Indeed, Edouard was sufficiently concerned about his own safety that he arranged in 2003 to obtain a permit to carry a gun for protection. Individuals are not permitted to carry a weapon in Switzerland, so Stern arranged for a permit in his native France, with the document being signed by Nicolas Sarkozy, a leading contender to succeed Jacques Chirac as the French president in 2007.
But it was the mafioso-hit theory that gained currency rather quickly since, through IRR, Edouard had numerous connections to eastern Europe and had lost quite a bit of money there.

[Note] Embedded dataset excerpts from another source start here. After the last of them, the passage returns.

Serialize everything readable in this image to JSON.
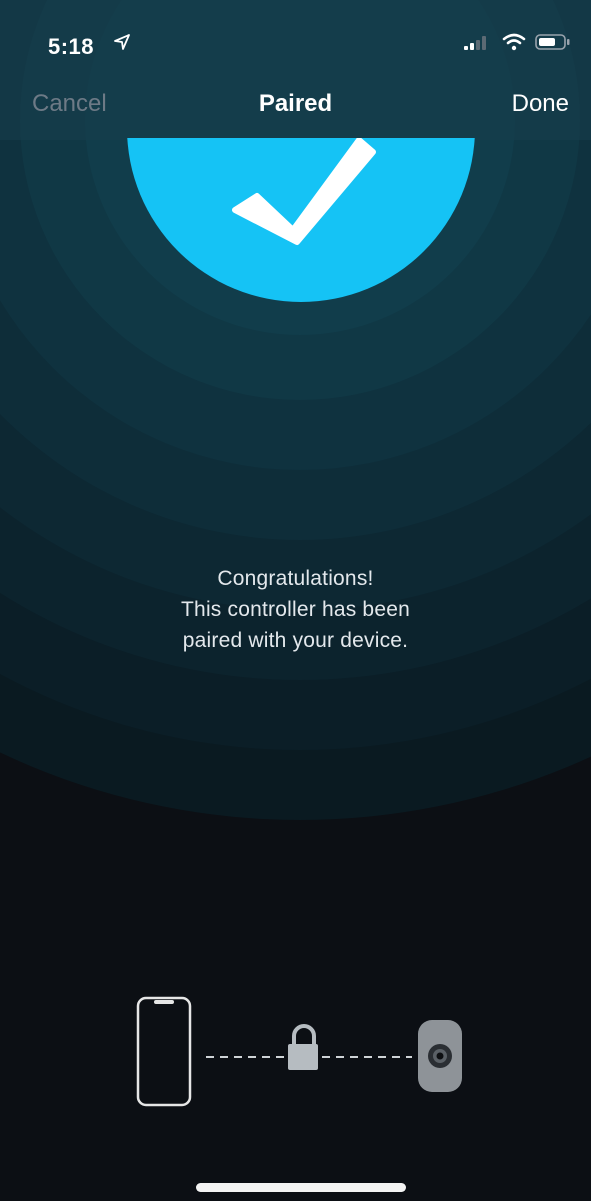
{
  "status_bar": {
    "time": "5:18",
    "icons": [
      "location-arrow-icon",
      "cellular-signal-icon",
      "wifi-icon",
      "battery-icon"
    ]
  },
  "nav": {
    "cancel_label": "Cancel",
    "title": "Paired",
    "done_label": "Done"
  },
  "success": {
    "icon": "checkmark-icon",
    "color": "#15c3f5"
  },
  "message": {
    "line1": "Congratulations!",
    "line2": "This controller has been",
    "line3": "paired with your device."
  },
  "pairing_graphic": {
    "icons": [
      "phone-icon",
      "lock-icon",
      "controller-icon"
    ]
  },
  "colors": {
    "accent": "#15c3f5",
    "background": "#0c0f14",
    "ring_dark": "#0f2a35",
    "disabled_text": "#6d7a86"
  }
}
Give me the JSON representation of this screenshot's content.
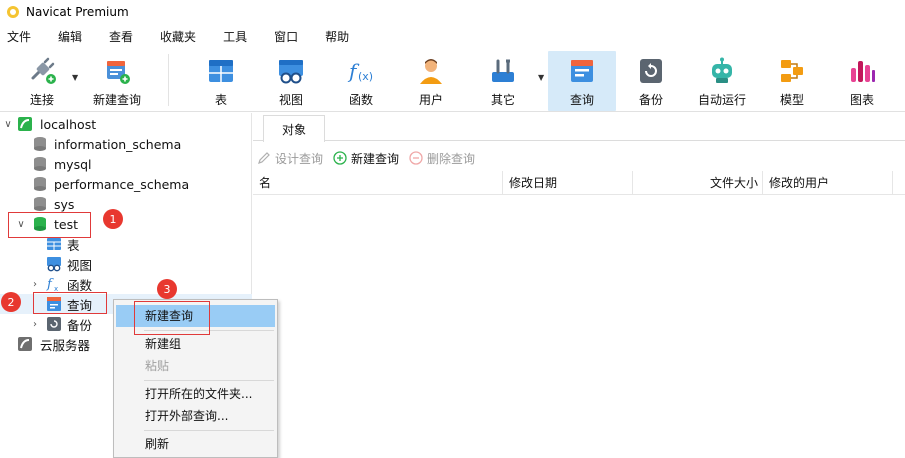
{
  "window": {
    "title": "Navicat Premium"
  },
  "menubar": [
    "文件",
    "编辑",
    "查看",
    "收藏夹",
    "工具",
    "窗口",
    "帮助"
  ],
  "toolbar": {
    "connect": "连接",
    "new_query": "新建查询",
    "table": "表",
    "view": "视图",
    "function": "函数",
    "user": "用户",
    "other": "其它",
    "query": "查询",
    "backup": "备份",
    "automation": "自动运行",
    "model": "模型",
    "chart": "图表"
  },
  "sidebar": {
    "connection": "localhost",
    "databases": [
      "information_schema",
      "mysql",
      "performance_schema",
      "sys"
    ],
    "open_db": "test",
    "children": {
      "table": "表",
      "view": "视图",
      "function": "函数",
      "query": "查询",
      "backup": "备份"
    },
    "cloud": "云服务器"
  },
  "main": {
    "tab": "对象",
    "actions": {
      "design": "设计查询",
      "new": "新建查询",
      "delete": "删除查询"
    },
    "columns": {
      "name": "名",
      "modified": "修改日期",
      "size": "文件大小",
      "user": "修改的用户"
    }
  },
  "context_menu": {
    "new_query": "新建查询",
    "new_group": "新建组",
    "paste": "粘贴",
    "open_folder": "打开所在的文件夹...",
    "open_external": "打开外部查询...",
    "refresh": "刷新"
  },
  "annotations": {
    "b1": "1",
    "b2": "2",
    "b3": "3"
  },
  "colors": {
    "selected_tool": "#d6eaf9",
    "menu_highlight": "#99ccf5",
    "annotation": "#e03a3a",
    "db_green": "#2bb24c"
  }
}
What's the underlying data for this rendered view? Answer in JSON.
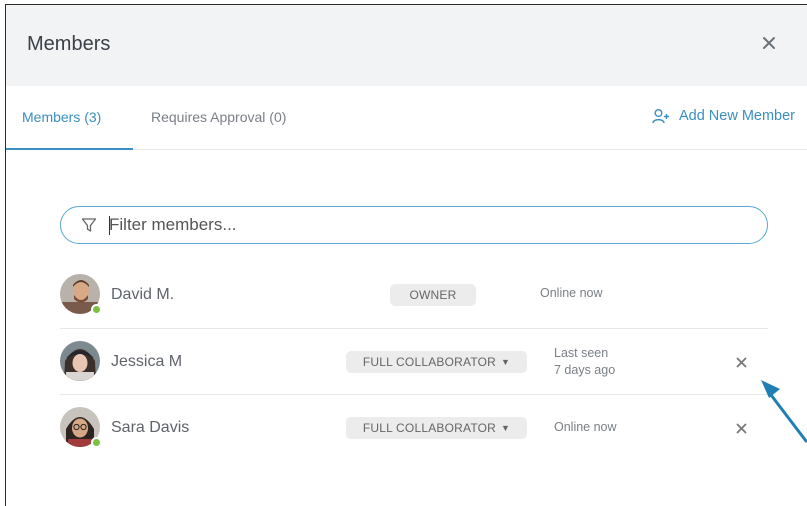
{
  "dialog": {
    "title": "Members",
    "close_icon": "close-icon"
  },
  "tabs": [
    {
      "label": "Members (3)",
      "active": true
    },
    {
      "label": "Requires Approval (0)",
      "active": false
    }
  ],
  "add_member": {
    "label": "Add New Member",
    "icon": "add-user-icon"
  },
  "filter": {
    "placeholder": "Filter members...",
    "icon": "filter-icon"
  },
  "members": [
    {
      "name": "David M.",
      "role": "OWNER",
      "presence_line1": "Online now",
      "presence_line2": "",
      "online": true,
      "removable": false
    },
    {
      "name": "Jessica M",
      "role": "FULL COLLABORATOR",
      "presence_line1": "Last seen",
      "presence_line2": "7 days ago",
      "online": false,
      "removable": true
    },
    {
      "name": "Sara Davis",
      "role": "FULL COLLABORATOR",
      "presence_line1": "Online now",
      "presence_line2": "",
      "online": true,
      "removable": true
    }
  ],
  "colors": {
    "accent": "#3a8fc2",
    "online": "#7ac143",
    "annotation_arrow": "#1f7fb4"
  }
}
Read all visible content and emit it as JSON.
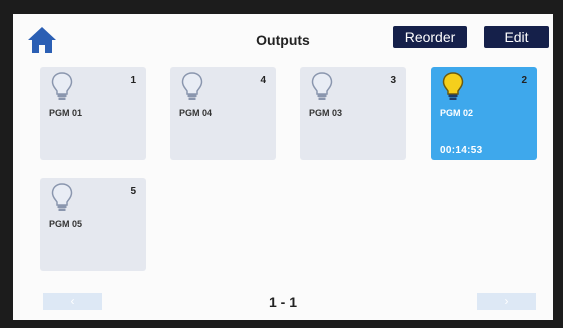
{
  "header": {
    "title": "Outputs",
    "reorder_label": "Reorder",
    "edit_label": "Edit",
    "home_icon": "home-icon"
  },
  "outputs": [
    {
      "number": "1",
      "label": "PGM 01",
      "state": "off",
      "timer": ""
    },
    {
      "number": "4",
      "label": "PGM 04",
      "state": "off",
      "timer": ""
    },
    {
      "number": "3",
      "label": "PGM 03",
      "state": "off",
      "timer": ""
    },
    {
      "number": "2",
      "label": "PGM 02",
      "state": "on",
      "timer": "00:14:53"
    },
    {
      "number": "5",
      "label": "PGM 05",
      "state": "off",
      "timer": ""
    }
  ],
  "pagination": {
    "indicator": "1 - 1",
    "prev_glyph": "‹",
    "next_glyph": "›"
  },
  "colors": {
    "accent_button": "#15204a",
    "active_tile": "#3ea8ec",
    "inactive_tile": "#e5e8ef",
    "bulb_off": "#aab4c8",
    "bulb_on": "#f5cf1c",
    "home_icon": "#2b5fb4"
  }
}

But Burrough, who started reporting the story for
Vanity Fair
after the murder occurred but before it was solved, suspected that the conspiracy theorists would be disappointed when the truth was known. His intuition proved accurate, if no less stunning, when police viewed the videotapes on the surveillance cameras that were all around the apartment building and discovered that a Frenchwoman, thirty-six-year-old Cecile Brossard, was the only person seen entering or leaving Stern's apartment the night of the murder. The tall, blond, and striking Brossard was said to be Edouard's long-term girlfriend, as well as a minor artist. "And she's some kind of artist, all right," Burrough wrote. "In addition to sculptures she creates in her spare time, her principal employment appears to have been as a very expensive call girl specializing in sadomasochistic sex." In 1996, she had married Xavier Gillet, an herbal-medicine therapist twenty years her senior, in Las Vegas. They lived an hour outside Geneva, but she apparently made frequent trips to the city as "Alice," a "leather-clad dominatrix," and appeared, for hire, at local hotels. It was supposedly in this kind of setting that Brossard and Stern met sometime around 2001. Her favorite movie was said to be
A Clockwork Orange
.
Oddly, until his murder on the night of February 28, very few people--even his closest friends, including Koifman--knew that Edouard and Beatrice had been officially divorced in 1998. The immediate family kept their divorce very quiet, even from Michel. When asked, Michel said only, "Edouard and Beatrice no longer sleep in the same bed," even though they had been divorced for years. They stayed in close touch, though, and Edouard was said to be an extraordinarily giving father to their three children. "He gave them both affection and energy," Michel said. "He was close to them. And for the children it was obviously a great blow. A great blow. And for my daughter, already separated, as you know, it is a blow, too, because he's been the person she has loved all of her life. She couldn't live with him, but she always loved him." Added Annik Percival, Michel's assistant: "It is very sad for the ex-wife and the three children."